Microsoft detailed a few prominent examples of organisations that are already using the toolkit. One of them, Chesapeake Conservancy in Annapolis, Maryland, is using the system to create and train a neural network that will let it publish up-to-date land cover datasets with a resolution of one-metre. The new data is 900 times more detailed than the last-generation files.
The conservation team would take months to process all the data using traditional imaging methods. Microsoft's AI cuts it down to a fraction of the time, allowing the organisation to rapidly identify areas of land that need to be protected. The conservation region being studied spans an area of around 64,000 square miles across six U.S. states.
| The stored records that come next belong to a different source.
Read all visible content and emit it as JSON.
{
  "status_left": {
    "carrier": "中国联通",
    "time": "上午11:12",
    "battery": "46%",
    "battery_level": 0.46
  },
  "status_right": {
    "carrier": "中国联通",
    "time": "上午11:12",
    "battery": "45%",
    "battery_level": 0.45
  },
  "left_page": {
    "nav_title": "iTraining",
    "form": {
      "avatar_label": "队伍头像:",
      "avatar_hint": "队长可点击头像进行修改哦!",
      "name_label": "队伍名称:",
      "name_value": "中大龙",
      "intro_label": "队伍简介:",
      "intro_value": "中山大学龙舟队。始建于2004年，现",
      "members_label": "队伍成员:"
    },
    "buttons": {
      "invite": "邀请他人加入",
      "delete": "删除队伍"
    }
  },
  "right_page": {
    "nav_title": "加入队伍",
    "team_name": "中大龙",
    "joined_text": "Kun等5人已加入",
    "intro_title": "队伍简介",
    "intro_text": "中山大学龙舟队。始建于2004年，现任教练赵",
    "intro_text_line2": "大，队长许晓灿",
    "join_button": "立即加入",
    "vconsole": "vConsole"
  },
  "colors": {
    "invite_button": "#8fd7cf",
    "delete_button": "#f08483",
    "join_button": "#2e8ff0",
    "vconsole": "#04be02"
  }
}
"Originally, people handwrote their own mathematical functions and created their own neural networks with their own private code and figured out how to feed it with data all by themselves," said Microsoft partner engineering manager Chris Basoglu. "But now the data is so large, the algorithms are so complex and optimization across multiple GPUs, CPUs and machines is so prohibitive that it is not feasible for someone to write their own. They need tools."
While Microsoft is naturally talking most about these major national-scale uses of the Cognitive Toolkit, it's also stressing that the technology is available to everyone and anyone. The company has designed the software to be accessible to people who have self-taught themselves programming through to those working on the frontiers of neural network development.
The code for the project can be downloaded from Microsoft's GitHub page. Alternatively, developers can also access the resources via the cloud using the Cognitive Services APIs in Microsoft Azure.